Here is an induction proof that I have written for my homework and I want to know if I am understanding this correctly:

Prove that for:

$ \sum\limits_{i=0}^n i^2 = \frac{n(n+1)(2n+1)}{6}$

My proof:

Check the base-case, let mine be n=1 (or do I have to choose 0..? The lowest one)

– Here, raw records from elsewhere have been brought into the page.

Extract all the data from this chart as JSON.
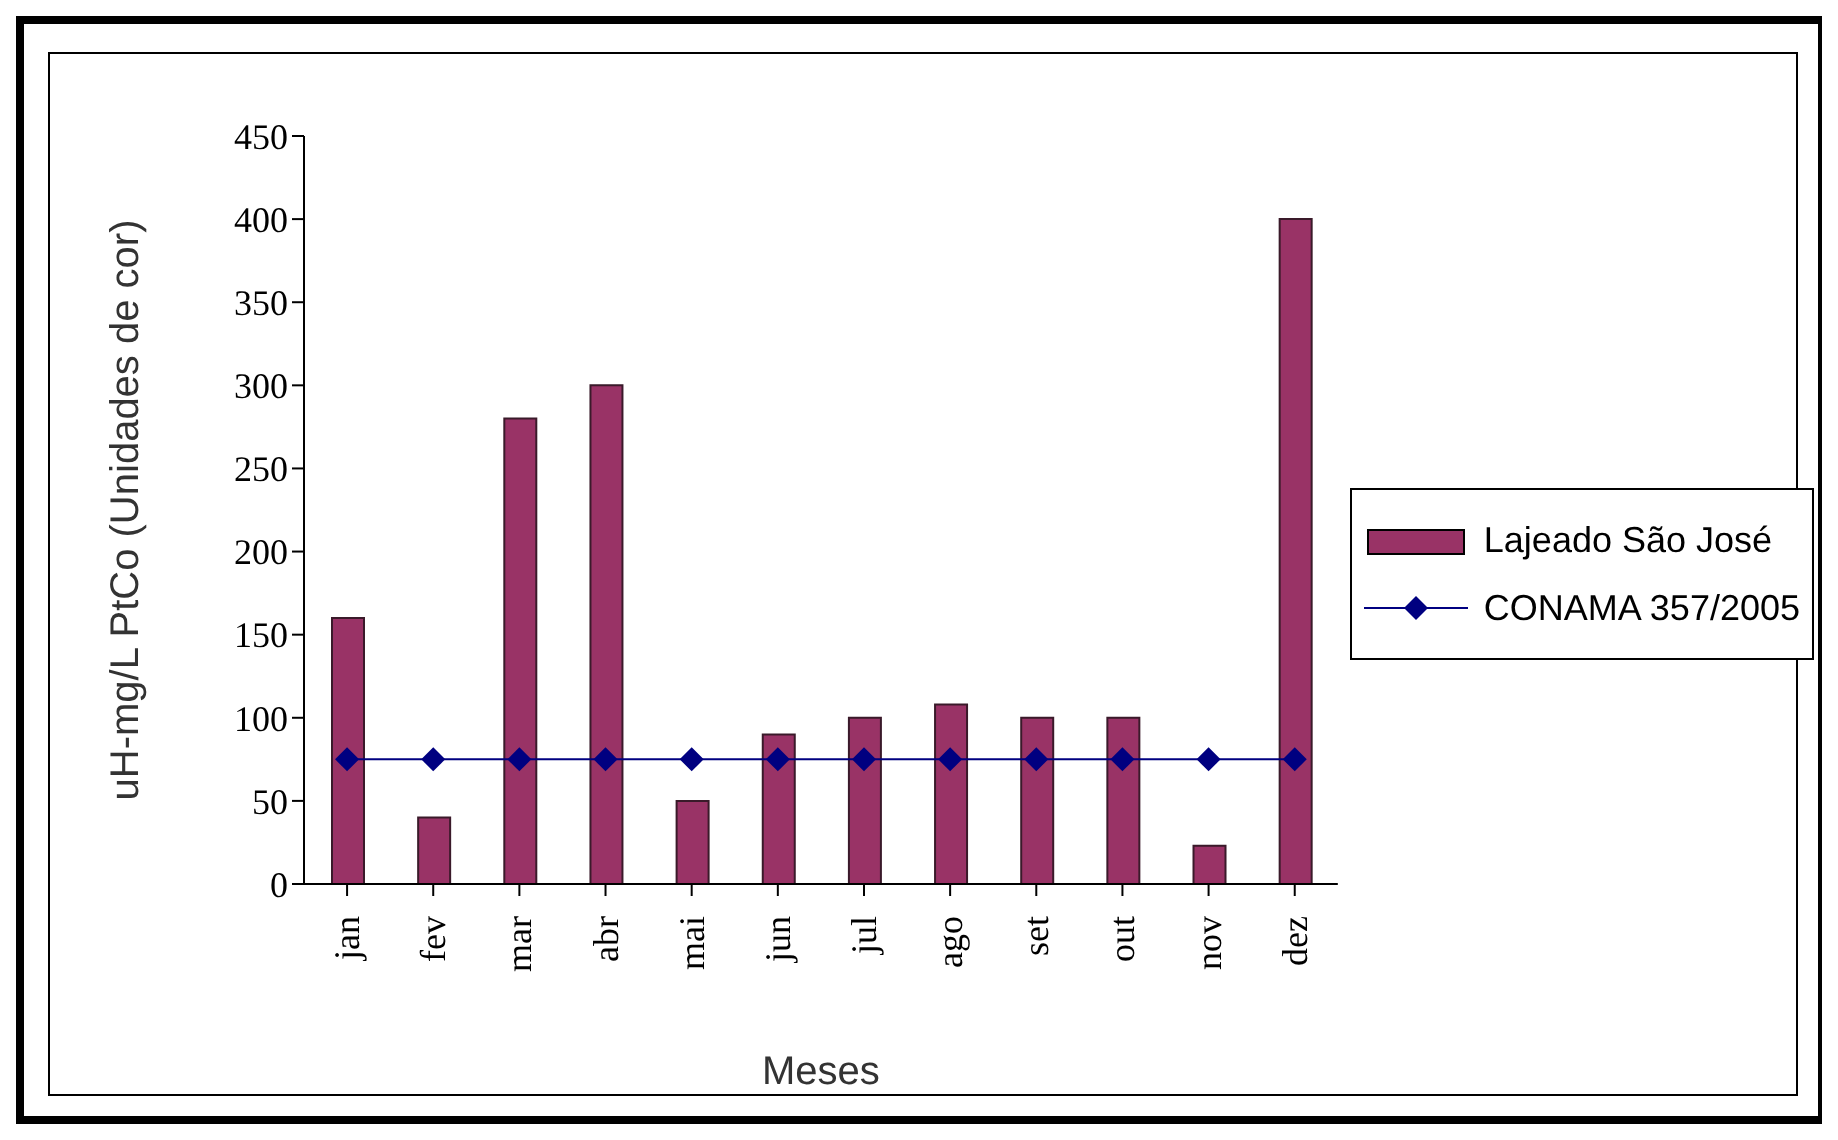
{
  "chart_data": {
    "type": "bar",
    "xlabel": "Meses",
    "ylabel": "uH-mg/L PtCo (Unidades de cor)",
    "categories": [
      "jan",
      "fev",
      "mar",
      "abr",
      "mai",
      "jun",
      "jul",
      "ago",
      "set",
      "out",
      "nov",
      "dez"
    ],
    "series": [
      {
        "name": "Lajeado São José",
        "color": "#993366",
        "values": [
          160,
          40,
          280,
          300,
          50,
          90,
          100,
          108,
          100,
          100,
          23,
          400
        ]
      },
      {
        "name": "CONAMA 357/2005",
        "type": "line",
        "color": "#000080",
        "marker": "diamond",
        "values": [
          75,
          75,
          75,
          75,
          75,
          75,
          75,
          75,
          75,
          75,
          75,
          75
        ]
      }
    ],
    "ylim": [
      0,
      450
    ],
    "yticks": [
      0,
      50,
      100,
      150,
      200,
      250,
      300,
      350,
      400,
      450
    ],
    "grid": false,
    "legend": "right"
  }
}
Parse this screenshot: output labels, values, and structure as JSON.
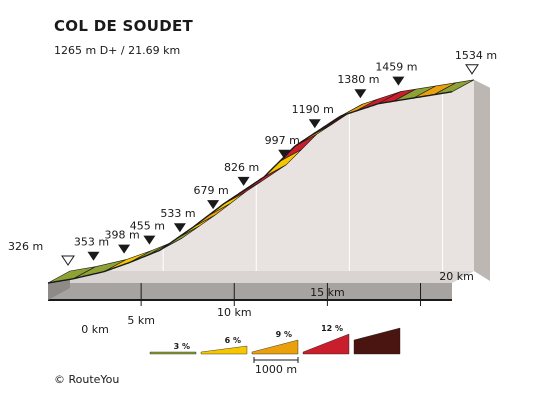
{
  "header": {
    "title": "COL DE SOUDET",
    "subtitle": "1265 m D+ / 21.69 km"
  },
  "copyright": "© RouteYou",
  "chart_data": {
    "type": "area",
    "title": "COL DE SOUDET",
    "subtitle": "1265 m D+ / 21.69 km",
    "total_km": 21.69,
    "x_ticks": [
      {
        "km": 0,
        "label": "0 km"
      },
      {
        "km": 5,
        "label": "5 km"
      },
      {
        "km": 10,
        "label": "10 km"
      },
      {
        "km": 15,
        "label": "15 km"
      },
      {
        "km": 20,
        "label": "20 km"
      }
    ],
    "points": [
      {
        "km": 0,
        "alt": 326,
        "label": "326 m",
        "marker": "start"
      },
      {
        "km": 1.37,
        "alt": 353,
        "label": "353 m",
        "marker": "kilo"
      },
      {
        "km": 3.01,
        "alt": 398,
        "label": "398 m",
        "marker": "kilo"
      },
      {
        "km": 4.37,
        "alt": 455,
        "label": "455 m",
        "marker": "kilo"
      },
      {
        "km": 6.01,
        "alt": 533,
        "label": "533 m",
        "marker": "kilo"
      },
      {
        "km": 7.79,
        "alt": 679,
        "label": "679 m",
        "marker": "kilo"
      },
      {
        "km": 9.43,
        "alt": 826,
        "label": "826 m",
        "marker": "kilo"
      },
      {
        "km": 11.61,
        "alt": 997,
        "label": "997 m",
        "marker": "kilo"
      },
      {
        "km": 13.25,
        "alt": 1190,
        "label": "1190 m",
        "marker": "kilo"
      },
      {
        "km": 15.7,
        "alt": 1380,
        "label": "1380 m",
        "marker": "kilo"
      },
      {
        "km": 17.74,
        "alt": 1459,
        "label": "1459 m",
        "marker": "kilo"
      },
      {
        "km": 21.69,
        "alt": 1534,
        "label": "1534 m",
        "marker": "end"
      }
    ],
    "segments": [
      {
        "from_km": 0,
        "to_km": 1.37,
        "category": 0
      },
      {
        "from_km": 1.37,
        "to_km": 3.01,
        "category": 0
      },
      {
        "from_km": 3.01,
        "to_km": 4.37,
        "category": 1
      },
      {
        "from_km": 4.37,
        "to_km": 5.33,
        "category": 0
      },
      {
        "from_km": 5.33,
        "to_km": 6.01,
        "category": 1
      },
      {
        "from_km": 6.01,
        "to_km": 6.97,
        "category": 0
      },
      {
        "from_km": 6.97,
        "to_km": 7.79,
        "category": 1
      },
      {
        "from_km": 7.79,
        "to_km": 8.61,
        "category": 2
      },
      {
        "from_km": 8.61,
        "to_km": 9.43,
        "category": 1
      },
      {
        "from_km": 9.43,
        "to_km": 10.25,
        "category": 3
      },
      {
        "from_km": 10.25,
        "to_km": 11.61,
        "category": 3
      },
      {
        "from_km": 11.61,
        "to_km": 12.43,
        "category": 1
      },
      {
        "from_km": 12.43,
        "to_km": 13.25,
        "category": 3
      },
      {
        "from_km": 13.25,
        "to_km": 14.07,
        "category": 2
      },
      {
        "from_km": 14.07,
        "to_km": 15.7,
        "category": 4
      },
      {
        "from_km": 15.7,
        "to_km": 16.52,
        "category": 2
      },
      {
        "from_km": 16.52,
        "to_km": 17.74,
        "category": 3
      },
      {
        "from_km": 17.74,
        "to_km": 18.56,
        "category": 3
      },
      {
        "from_km": 18.56,
        "to_km": 19.65,
        "category": 0
      },
      {
        "from_km": 19.65,
        "to_km": 20.73,
        "category": 2
      },
      {
        "from_km": 20.73,
        "to_km": 21.69,
        "category": 0
      }
    ],
    "legend": {
      "scale_label": "1000 m",
      "items": [
        {
          "label": "3 %",
          "color": "#8da232"
        },
        {
          "label": "6 %",
          "color": "#f6c600"
        },
        {
          "label": "9 %",
          "color": "#ea9f0c"
        },
        {
          "label": "12 %",
          "color": "#c91e2b"
        },
        {
          "label": "",
          "color": "#4a1410"
        }
      ]
    },
    "colors": {
      "top_outline": "#1a1a1a",
      "base_fill": "#a7a3a1",
      "wall_fill": "#e8e3e1",
      "label_color": "#1a1a1a"
    }
  }
}
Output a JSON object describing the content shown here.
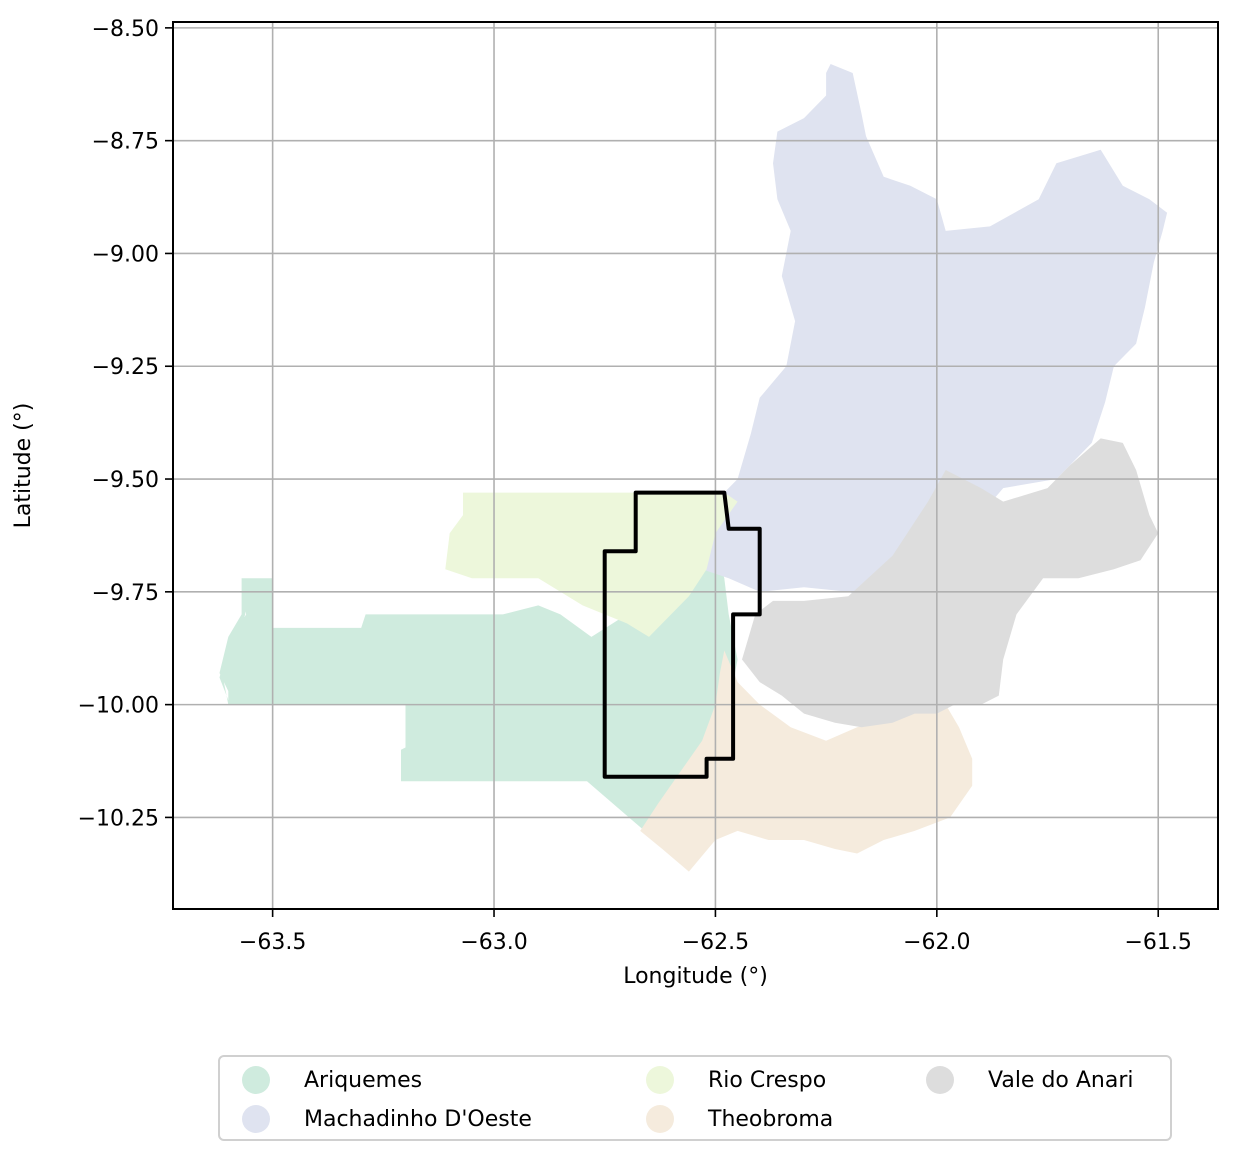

$ (1^2) = \frac{1^2(1^2+1)(2 \cdot 1^2 +1)}{6} = \frac{6}{6} = 1 $

Base case proved.

Induction step. Assume that

$ (1^2+2^2=3^2...k^2) = \frac{k(k+1)(2k+1)}{6} $

works for all k.

Add another sum, $k+1$, then:

$(1^2+2^2=3^2...+k^2+(k+1)^2) = \frac{k(k+1)(2k+1)}{6}+(k+1) $

Substitude for sum up until $(k+1)^2$

$ \frac{k(k+1)(2k+1)}{6}+(k+1)^2 = \frac{k(k+1)(2k+1)}{6}+(k+1) $

Re-arrange and tidy up:

$ \frac{(k^2+k)(2k+1)+6k+6}{6} = \frac{(k^2+k)(2k+1)(6k+6}{6} $

Therefore we have proven that it works for $i=1$ and as it works for any $k+1$ it must work for the rest.

Is this correctly executed and understood?

EDIT: As my method seems to be wrong, let me have another try:

Now with:

$ \sum\limits_{i=0}^n i^2 = \frac{n(n+1)(2n+1)}{6}$

$(1^2+2^2=3^2...+k^2+(k+1)^2) = \frac{(k+1)((k+1)+1)(2(k+1)+1)}{6} $

Re arrange and fiddle:

$2n^3+9n^2+13n+6 = 2n^3+9n^2+13n+6$

Is this correct?

Answer 1

If it is to be shown by induction that $$\sum_{i=0}^{n}f\left(i\right)=g\left(n\right)$$ then $f\left(0\right)=g\left(0\right)$ must be proved (the base case) and secondly it must be shown that: $$\sum_{i=0}^{n+1}f\left(i\right)=g\left(n+1\right)$$ on base of: $$\sum_{i=0}^{n}f\left(i\right)=g\left(n\right)$$ That amounts in showing that: $$g(n)+f\left(n+1\right)=g\left(n+1\right)$$ Note that here: $$g(n)+f\left(n+1\right)=\sum_{i=0}^{n+1}f\left(i\right)$$

In your case that comes to proving that: $$\frac{1}{6}n\left(n+1\right)\left(2n+1\right)+\left(n+1\right)^{2}=\frac{1}{6}\left(n+1\right)\left(n+2\right)\left(2n+3\right)$$